200 m² de pavements de carreaux émaillés d’une ampleur inédite et d’une richesse décorative remarquable ont été mis au jour à Saint-Martin-d’Hardhinghem dans le Pas-de-Calais à l’occasion de fouilles réalisées en 2016 dans la perspective de l‘aménagement de retenues d’eau pour gérer les crues de l’Aa.
La conservation de cet ensemble patrimonial unique constitue un enjeu pour la recherche scientifique et la diffusion des connaissances auprès des publics. Le Service régional de l’archéologie de la Drac Hauts-de-France a par conséquent décidé de protéger les pavements, menacés par le projet d’aménagement des digues, en procédant à leur dépose et à leur restauration, en vue de leur préservation et de leur présentation au public.
Cette découverte a été faite lors des fouilles réalisées par l’Inrap, en partenariat avec le centre départemental d’Archéologie du Pas-de-Calais et sous maîtrise d’ouvrage du Syndicat mixte pour l’aménagement et la gestion des eaux de l’Aa, d’une partie de la résidence de campagne des évêques de Thérouanne, datant du second Moyen-Âge.
Un domaine agricole et résidentiel
Le domaine est situé en fond de vallée au bord du fleuve Aa. L’immersion fréquente du site, due à la remontée de la nappe phréatique, a favorisé la conservation de vestiges en bois et d’outils en métal. La dendrochronologie et l’étude du mobilier céramique établissent des dates de construction et d’occupation au XIVe siècle et à la première moitié du XVe siècle.
Les sources documentaires sont rares pour ce site, aussi la toponymie – lieu-dit La Cour Lévêque – apporte-t-elle un premier indice. Grands propriétaires terriens, les ecclésiastiques gardent une forte mainmise sur le monde rural médiéval et les évêques de Thérouanne étaient à la tête d’un diocèse important avant son démembrement au milieu du XVIe siècle. Le site fouillé à Saint-Martin d’Hardinghem est une résidence de campagne, éloignée de 14 km du siège de l’évêché. Très peu de ces résidences ont été fouillées en France, certaines étant encore en élévation, d’autres se trouvant par leur isolement à l’abri des projets d’aménagement du territoire. Elles sont architecturalement très proches des constructions aristocratiques laïques.
Clos de mur, le domaine comprend une partie agricole et une partie résidentielle. Le secteur agricole s’organise autour d’une cour centrale. Il comporte une petite habitation accolée à une grande bâtisse de 360 m² dont le cloisonnement intérieur fait penser à une écurie.

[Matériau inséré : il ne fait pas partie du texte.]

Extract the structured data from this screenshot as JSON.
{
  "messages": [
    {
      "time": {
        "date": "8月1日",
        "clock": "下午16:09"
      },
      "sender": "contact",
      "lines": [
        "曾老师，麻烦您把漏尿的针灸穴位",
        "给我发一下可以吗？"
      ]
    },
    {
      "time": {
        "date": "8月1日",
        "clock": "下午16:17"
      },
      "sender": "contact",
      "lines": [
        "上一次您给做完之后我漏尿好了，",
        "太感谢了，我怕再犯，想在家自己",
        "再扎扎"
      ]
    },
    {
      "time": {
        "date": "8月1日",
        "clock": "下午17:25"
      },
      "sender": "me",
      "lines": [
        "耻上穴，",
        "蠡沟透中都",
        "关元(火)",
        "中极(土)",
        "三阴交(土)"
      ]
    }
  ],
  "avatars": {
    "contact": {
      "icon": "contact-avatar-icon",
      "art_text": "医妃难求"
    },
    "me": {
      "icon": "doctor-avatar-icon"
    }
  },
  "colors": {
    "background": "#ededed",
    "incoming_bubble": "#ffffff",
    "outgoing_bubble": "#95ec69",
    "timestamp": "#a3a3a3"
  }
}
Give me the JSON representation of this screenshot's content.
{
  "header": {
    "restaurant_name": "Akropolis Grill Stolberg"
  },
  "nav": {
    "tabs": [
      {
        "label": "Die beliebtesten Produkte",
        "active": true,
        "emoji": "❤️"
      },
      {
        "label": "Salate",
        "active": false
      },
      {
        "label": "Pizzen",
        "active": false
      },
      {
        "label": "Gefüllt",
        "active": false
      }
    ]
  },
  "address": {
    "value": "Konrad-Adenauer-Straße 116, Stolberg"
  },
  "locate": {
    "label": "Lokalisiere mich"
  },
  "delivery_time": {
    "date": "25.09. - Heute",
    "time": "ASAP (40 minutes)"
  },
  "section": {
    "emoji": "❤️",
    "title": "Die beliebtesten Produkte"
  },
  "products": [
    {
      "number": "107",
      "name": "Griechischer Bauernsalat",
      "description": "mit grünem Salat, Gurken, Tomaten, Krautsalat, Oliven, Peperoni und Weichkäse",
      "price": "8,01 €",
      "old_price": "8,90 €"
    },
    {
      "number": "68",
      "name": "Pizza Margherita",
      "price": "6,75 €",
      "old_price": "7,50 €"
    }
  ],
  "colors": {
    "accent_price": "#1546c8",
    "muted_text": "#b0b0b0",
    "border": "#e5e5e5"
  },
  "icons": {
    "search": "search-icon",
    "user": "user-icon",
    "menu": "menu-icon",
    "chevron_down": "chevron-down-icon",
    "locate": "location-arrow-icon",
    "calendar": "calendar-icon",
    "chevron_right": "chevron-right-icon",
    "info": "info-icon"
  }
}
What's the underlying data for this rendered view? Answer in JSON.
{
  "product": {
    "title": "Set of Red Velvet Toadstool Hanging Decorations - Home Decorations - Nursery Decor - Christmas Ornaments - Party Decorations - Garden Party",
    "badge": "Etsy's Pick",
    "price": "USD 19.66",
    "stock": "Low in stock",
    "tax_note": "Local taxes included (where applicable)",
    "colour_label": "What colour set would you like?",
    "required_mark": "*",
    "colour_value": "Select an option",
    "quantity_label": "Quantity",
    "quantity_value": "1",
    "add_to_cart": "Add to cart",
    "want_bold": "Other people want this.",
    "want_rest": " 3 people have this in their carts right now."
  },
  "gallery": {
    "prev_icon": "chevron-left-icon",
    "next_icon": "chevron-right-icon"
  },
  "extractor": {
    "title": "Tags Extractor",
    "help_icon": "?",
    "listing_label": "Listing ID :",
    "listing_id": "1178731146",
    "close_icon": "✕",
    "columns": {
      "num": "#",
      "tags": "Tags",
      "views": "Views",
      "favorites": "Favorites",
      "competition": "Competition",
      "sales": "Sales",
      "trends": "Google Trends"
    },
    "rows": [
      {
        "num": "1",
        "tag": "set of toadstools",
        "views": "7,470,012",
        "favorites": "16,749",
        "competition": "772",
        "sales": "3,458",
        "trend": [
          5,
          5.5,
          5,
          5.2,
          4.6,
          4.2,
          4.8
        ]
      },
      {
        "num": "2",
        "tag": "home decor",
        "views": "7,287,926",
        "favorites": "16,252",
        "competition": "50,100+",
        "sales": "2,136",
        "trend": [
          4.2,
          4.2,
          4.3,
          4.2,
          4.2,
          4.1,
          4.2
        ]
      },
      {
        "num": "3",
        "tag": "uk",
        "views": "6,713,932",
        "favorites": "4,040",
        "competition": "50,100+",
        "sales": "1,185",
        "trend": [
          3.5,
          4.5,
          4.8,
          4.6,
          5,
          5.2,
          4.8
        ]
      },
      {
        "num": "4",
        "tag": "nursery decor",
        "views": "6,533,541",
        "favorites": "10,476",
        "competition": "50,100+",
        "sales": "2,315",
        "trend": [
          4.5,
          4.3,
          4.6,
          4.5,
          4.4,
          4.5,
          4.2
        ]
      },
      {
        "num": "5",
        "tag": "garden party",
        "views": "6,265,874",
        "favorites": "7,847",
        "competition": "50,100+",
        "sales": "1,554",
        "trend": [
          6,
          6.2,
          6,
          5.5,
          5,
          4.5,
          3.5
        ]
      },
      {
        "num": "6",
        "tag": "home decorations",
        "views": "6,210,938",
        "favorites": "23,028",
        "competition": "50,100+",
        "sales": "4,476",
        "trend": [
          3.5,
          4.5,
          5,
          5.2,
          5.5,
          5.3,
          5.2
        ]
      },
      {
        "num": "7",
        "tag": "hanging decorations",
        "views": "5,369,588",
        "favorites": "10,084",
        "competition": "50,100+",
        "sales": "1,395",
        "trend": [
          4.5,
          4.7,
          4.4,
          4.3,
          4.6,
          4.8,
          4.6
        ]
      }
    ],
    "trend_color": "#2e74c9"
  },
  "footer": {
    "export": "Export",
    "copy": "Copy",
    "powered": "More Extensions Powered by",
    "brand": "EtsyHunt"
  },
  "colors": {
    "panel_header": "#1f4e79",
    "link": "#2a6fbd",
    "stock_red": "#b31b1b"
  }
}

La résidence aristocratique est, quant à elle, entourée de douves de 13 m de large traversées par un pont en bois. Outre une cuisine et une galerie-couloir, elle présente une salle d’apparat de 144 m² équipée d’une cheminée monumentale semi-encastrée. Son sol est couvert de carreaux de pavage décorés.
Un luxueux pavement décoré
Les pavages de la galerie et de la salle d’apparat couvrent une surface totale de 200 m² bien conservés malgré quelques lacunes. Les carreaux présentent des motifs variés, caractéristiques de cette période : lions, aigles, poissons, fleurs de lys, marguerites, chevaliers, figures héraldiques. Majoritairement carrés de 10 x10 cm, ils sont disposés en panneaux séparés par des bandes monochromes. Dans le couloir, les motifs décoratifs sont moins variés et les carreaux sont découpés en triangles ou losanges, composant des motifs géométriques. Certaines zones présentant des traces d’usure et des réfections ponctuelles fournissent des indices sur les espaces de circulation.
L’étude des carreaux reste à faire : origine, mode de production, etc. Ce pavage en carreaux décorés est un signe de luxe ainsi qu’une pièce majeure de l’art décoratif dans l’architecture médiévale. C’est enfin une des rares découvertes de ce type en dehors des lieux de culte.